Qui si misurerà dunque la tenuta della maggioranza e la capacità di reggere ai ricorrenti tentativi di scalata ostile. Ma non potrà reggere a lungo, finché la sua leadership sarà esposta a tutti i rastrellamenti, le continue operazioni di aggiotaggio e di insider trading messi in campo da tanti aspiranti demiurghi della politica. Per resistere a quella stessa offensiva, Silvio Berlusconi si è dimostrato abilissimo nell’occupare tutti gli spazi, prima mettendosi per primo sulla porta delle larghe intese, proponendo egli stesso alla maggioranza un governo di Grosse Koalition, quindi richiudendola a doppia mandata, alzando i toni dello scontro fino al parossismo così da schierare l’intero elettorato di centrodestra a guardia dei confini.
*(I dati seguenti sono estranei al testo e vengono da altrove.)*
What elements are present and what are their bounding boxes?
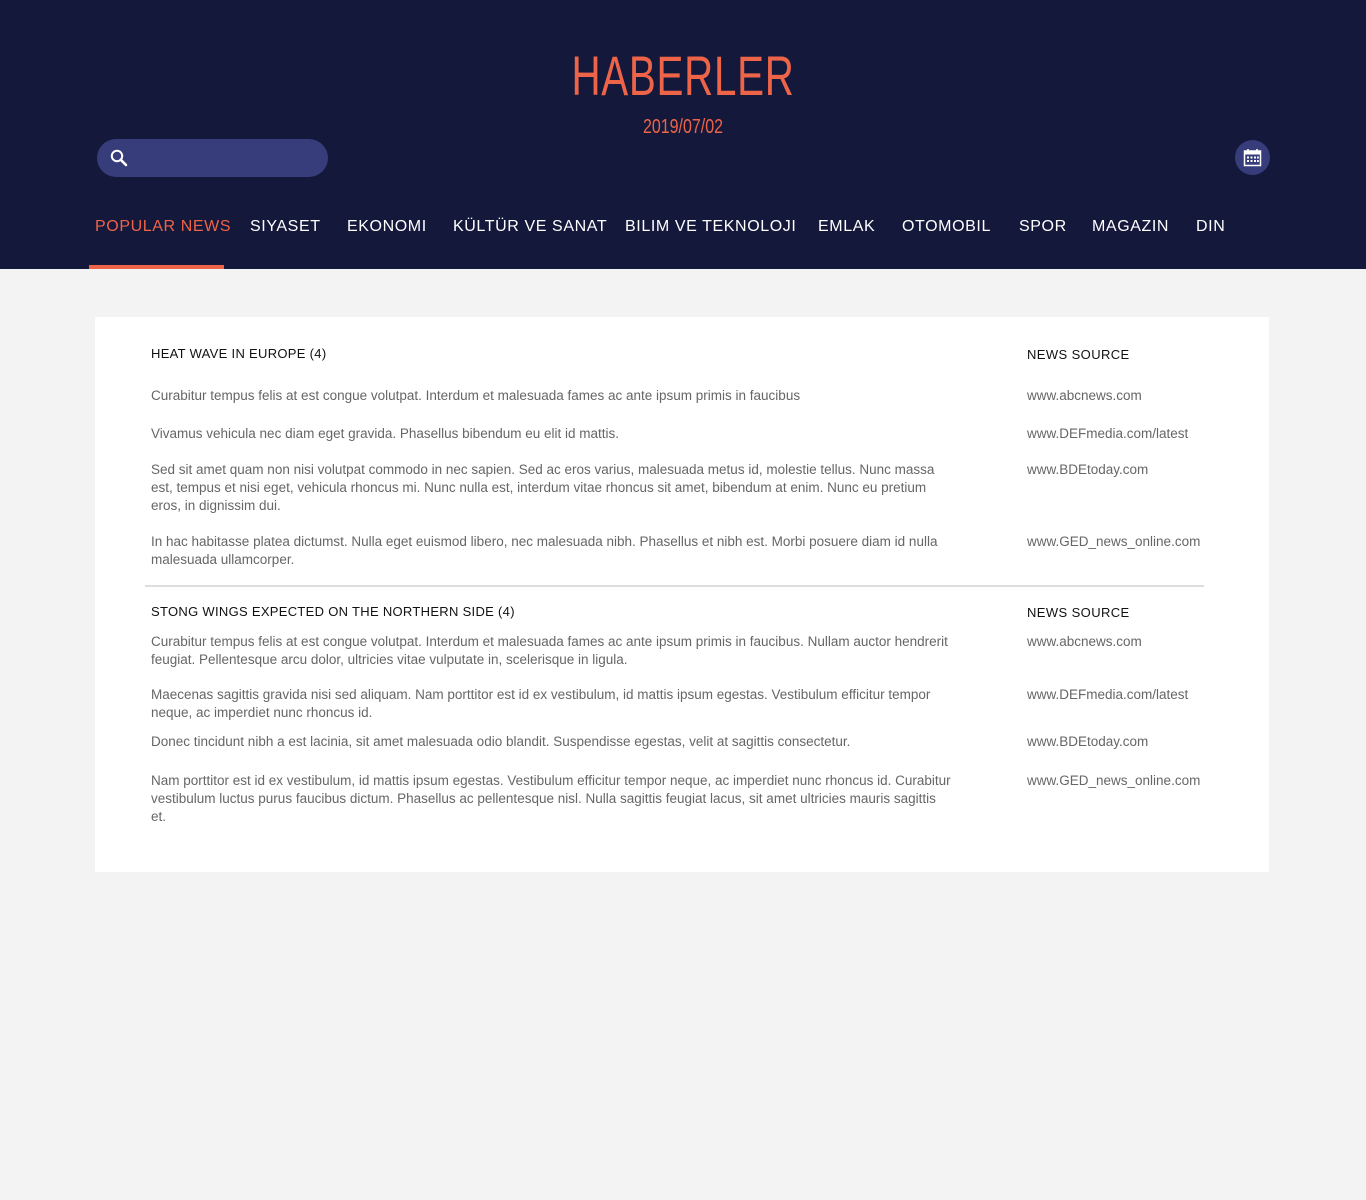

Una tattica sicuramente efficace in vista delle amministrative, ma difficilmente ripetibile dopo il referendum sulla devolution.
Prodi però ha un vantaggio: la costruzione del partito democratico è a uno stadio ben più avanzato di quel partito unico dei moderati invocato a fasi alterne dal Cavaliere e regolarmente respinto dai suoi alleati. Fissata l’agenda del governo, dunque, occorre fissare l’agenda del partito. Unica sede legittima e realmente rappresentativa in cui perseguire anche il necessario ricambio dei gruppi dirigenti. Un ricambio culturale, politico e generazionale che permetta finalmente al centrosinistra di uscire dalla estenuata riedizione delle discordie civili degli anni Novanta, prima che qualcuno chiami in soccorso nuovi generali senza esercito o – peggio – sostenuti da eserciti stranieri.